İki dakikalığına bakarım diye girdiğim yayına kendimi kaptırmış buldum. İzlediğim kardeşlerimin mücadelesi bana kendi Maccabiat maceramı anımsatıyordu. Bundan tam 15 sene önce Roma’da gerçekleşen Maccabiat Oyunlarında, yine aynı kategoride Türkiye’yi temsil eden takımda bulunma şansım oldu. Ülkemize bu kategoride ilk defa madalya kazandırmayı başaran bu ekiple olan yolculuğumu bu vesileyle anmak istiyorum.
Dürüst olmam gerekirse Maccabiat Oyunlarına gitmek istediğimde futsal hakkında çok fazla bir fikrim yoktu. Daha önce oralarda oynamış arkadaşlarımdan edindiğim bilgi ve gençliğin verdiği cesaret ile “halı sahadan hallice” olduğunu düşünüp şansımı denemek istedim. Seçmelere gittiğimde hocalar herkese hangi pozisyonda oynadığını soruyordu, ben çekindiğim için gönlümden geçeni, yani forvet diyemedim. Birkaç saniyelik sessizlikten sonra hoca, “Senin boyun uzun” diyerek beni defansa gönderdi. Kenarda sıramı bekleyip ben ne yapacağım diye düşünürken, birden ‘içeri gir’ işareti geldi. Defansa geçtiğim anda, kafamda bir şeylerin oturduğunu hissettim. Arkadan oyunu görmek, oyun başlatan noktada olup herkesin hareketlerini izlemek hoşuma gitmişti.
O andan sonra yavaş yavaş takımımız şekillendi. Seçilen herkes yavaş yavaş yerini bulurken, hayatımda ilk defa organize bir şekilde kondisyon çalışmalarına katıldım. Antrenman yaptığımız salonun etrafında kaç tur atmışızdır, bilmiyorum. Bununla beraber yaptığımız taktik çalışmalarla iyice kendimizi profesyonel abilerimiz gibi hissetmeye başlamıştık. Bu hissiyatı tamamlayan ise ilkbahara doğru formalarımızın gelmesi oldu.
Yolculuk zamanı
Temmuz geldi, çattı ve diğer sporcularla beraber kafile olarak yola çıktık. Uçakta yaptığımız gürültüden dolayı görevlileri azıcık kızdırmış olsak da uçuş süresince birbirine takılıyor, oynayacağımız maçların nasıl geçebileceği hakkında senaryolar yazıyorduk. İndiğimizde birçok ülkenin temsilcilerini gördüğümde yaşadığım heyecanı anlatmam çok zor. Açılış töreninde bayraklarla seyircileri selamladığımız anlar kadar olmasa da kalbimin hızla çarptığını hissedebiliyordum.

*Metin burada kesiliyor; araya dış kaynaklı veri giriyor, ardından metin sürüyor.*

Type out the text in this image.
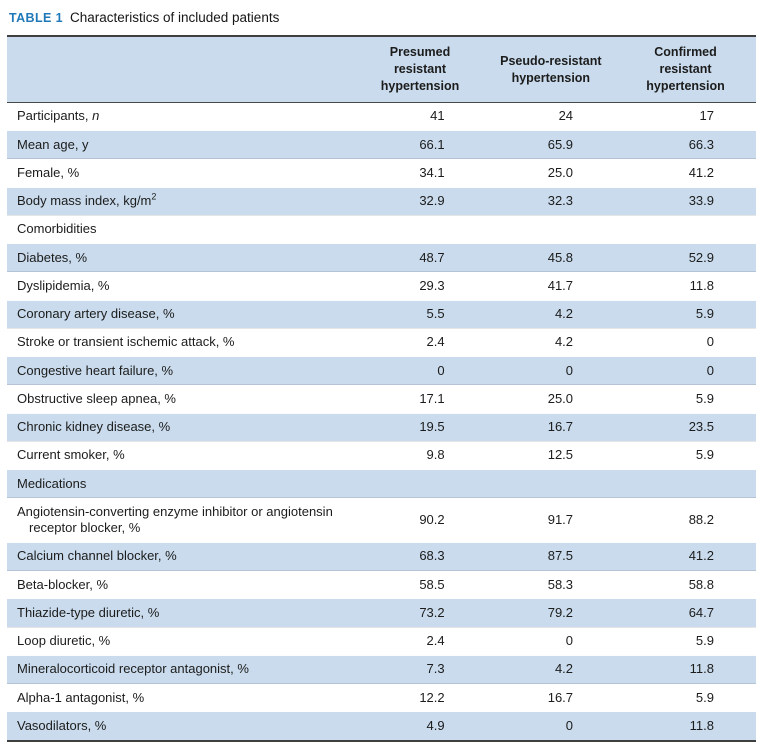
TABLE 1 Characteristics of included patients
	Presumed resistant hypertension	Pseudo-resistant hypertension	Confirmed resistant hypertension
Participants, n	41	24	17
Mean age, y	66.1	65.9	66.3
Female, %	34.1	25.0	41.2
Body mass index, $kg/m^2$	32.9	32.3	33.9
Comorbidities			
Diabetes, %	48.7	45.8	52.9
Dyslipidemia, %	29.3	41.7	11.8
Coronary artery disease, %	5.5	4.2	5.9
Stroke or transient ischemic attack, %	2.4	4.2	0
Congestive heart failure, %	0	0	0
Obstructive sleep apnea, %	17.1	25.0	5.9
Chronic kidney disease, %	19.5	16.7	23.5
Current smoker, %	9.8	12.5	5.9
Medications			
Angiotensin-converting enzyme inhibitor or angiotensin receptor blocker, %	90.2	91.7	88.2
Calcium channel blocker, %	68.3	87.5	41.2
Beta-blocker, %	58.5	58.3	58.8
Thiazide-type diuretic, %	73.2	79.2	64.7
Loop diuretic, %	2.4	0	5.9
Mineralocorticoid receptor antagonist, %	7.3	4.2	11.8
Alpha-1 antagonist, %	12.2	16.7	5.9
Vasodilators, %	4.9	0	11.8
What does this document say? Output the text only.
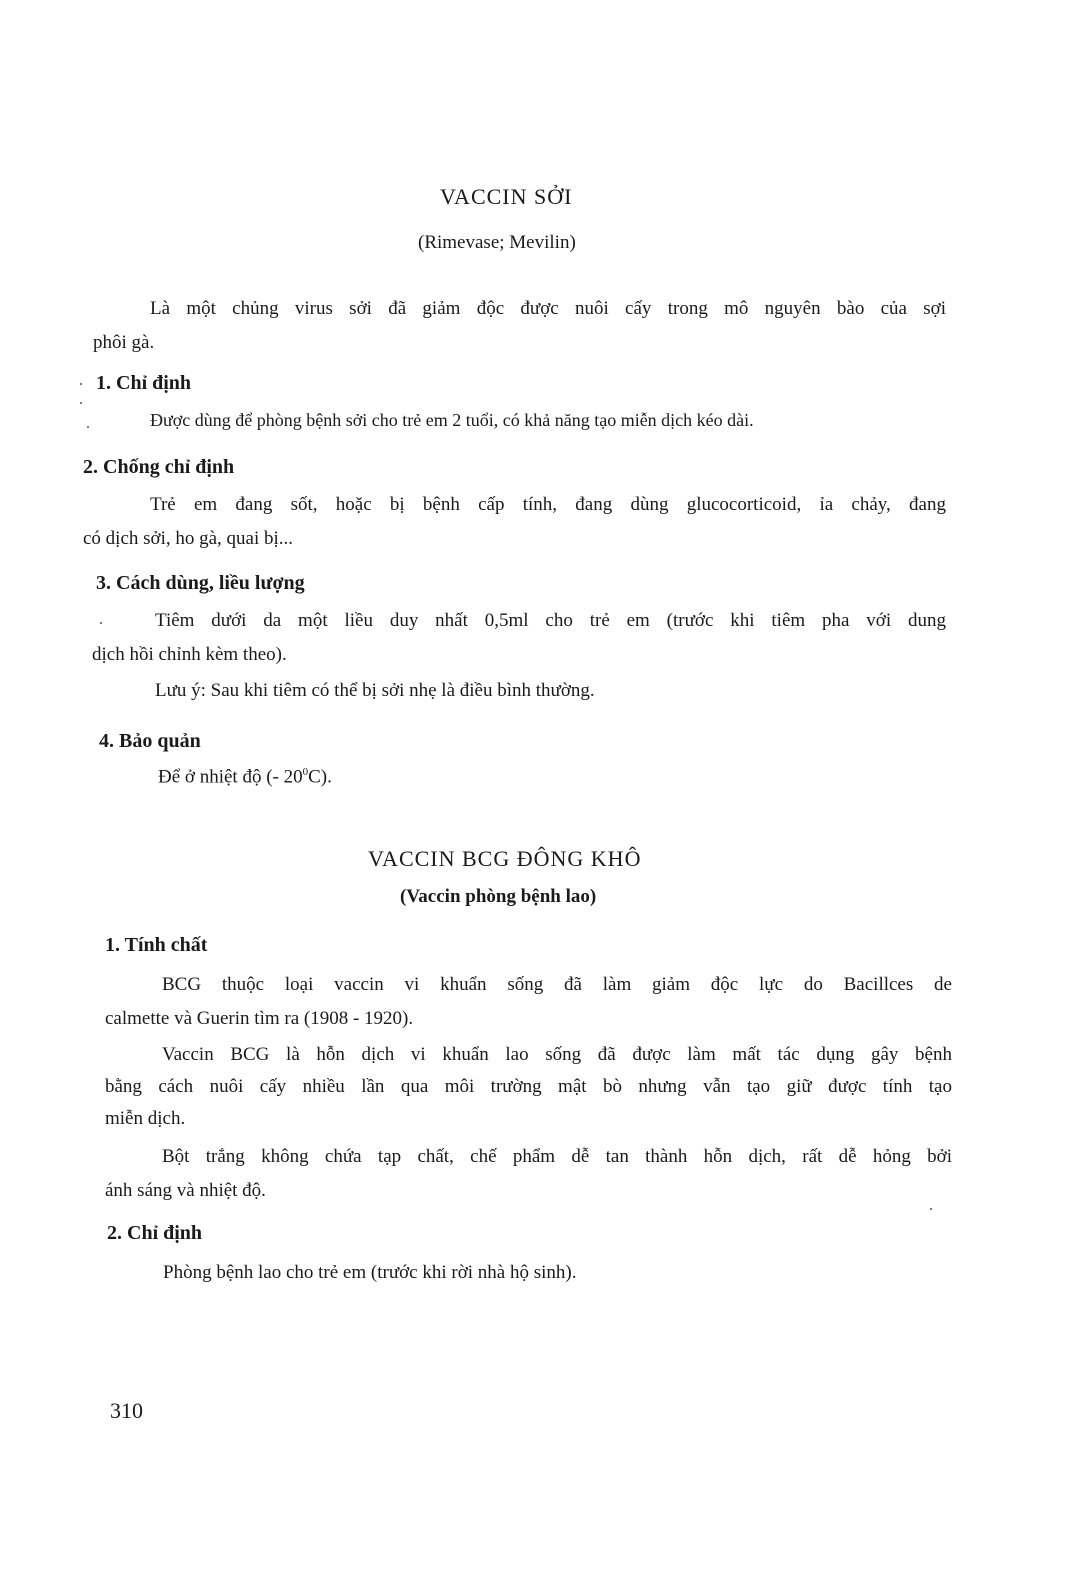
VACCIN SỞI
(Rimevase; Mevilin)
Là một chủng virus sởi đã giảm độc được nuôi cấy trong mô nguyên bào của sợi
phôi gà.
1. Chỉ định
Được dùng để phòng bệnh sởi cho trẻ em 2 tuổi, có khả năng tạo miễn dịch kéo dài.
2. Chống chỉ định
Trẻ em đang sốt, hoặc bị bệnh cấp tính, đang dùng glucocorticoid, ỉa chảy, đang
có dịch sởi, ho gà, quai bị...
3. Cách dùng, liều lượng
Tiêm dưới da một liều duy nhất 0,5ml cho trẻ em (trước khi tiêm pha với dung
dịch hồi chỉnh kèm theo).
Lưu ý: Sau khi tiêm có thể bị sởi nhẹ là điều bình thường.
4. Bảo quản
Để ở nhiệt độ (- $20^0C$).
VACCIN BCG ĐÔNG KHÔ
(Vaccin phòng bệnh lao)
1. Tính chất
BCG thuộc loại vaccin vi khuẩn sống đã làm giảm độc lực do Bacillces de
calmette và Guerin tìm ra (1908 - 1920).
Vaccin BCG là hỗn dịch vi khuẩn lao sống đã được làm mất tác dụng gây bệnh
bằng cách nuôi cấy nhiều lần qua môi trường mật bò nhưng vẫn tạo giữ được tính tạo
miễn dịch.
Bột trắng không chứa tạp chất, chế phẩm dễ tan thành hỗn dịch, rất dễ hỏng bởi
ánh sáng và nhiệt độ.
2. Chỉ định
Phòng bệnh lao cho trẻ em (trước khi rời nhà hộ sinh).
310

Dört gruptan 16 takımlı kategorimizin ilk turunda yaptığımız üç maçın ikisini kazanarak bir üst tura çıkmayı başardık. Çeyrek finalde İspanya’yı geçerek yarı finalde İngiltere’yle eşleştik. İngiltere ve biz turnuvanın şampiyonluk adaylarıydık diyebilirim. Rakip kalecinin yıldızlaştığı ve bizim de bitiricilik sorunu yaşadığımız maçta İngiltere’ye 1-0 yenilince bütün takım soyunma odasında ağlıyordu. Ancak ertesi gün yeni bir hedefle, madalya hedefiyle çıktığımız Fransa’yı rahatça yenerek sevince boğulduk. Maçın bitmesiyle üst yaş kategorisinden bizi izlemeye gelenlerle yaşadığımız sevinci YouTube’un derinliklerinde bir yerde bulabilirsiniz.
Kapanış törenine madalya kazanmanın verdiği gururla katıldığımızı düşünürken şimdi aslında orada olabilmenin ne kadar güzel bir tecrübe olduğunu tekrar anlıyorum. Sevdiğimiz sporu profesyonel seviyede yapamasak da uluslararası bir seviyede dünyanın her bir yanından katılımcılarla mücadele edebilmemiz, onlara karşı ülkemizi temsil edebilmemiz büyük bir şans. Günlük harala gürele içinde bana bu tecrübeyi anımsattıkları için tekrardan kardeşlerime teşekkür ediyor ve turnuvanın geriye kalanında onlara başarılar diliyorum.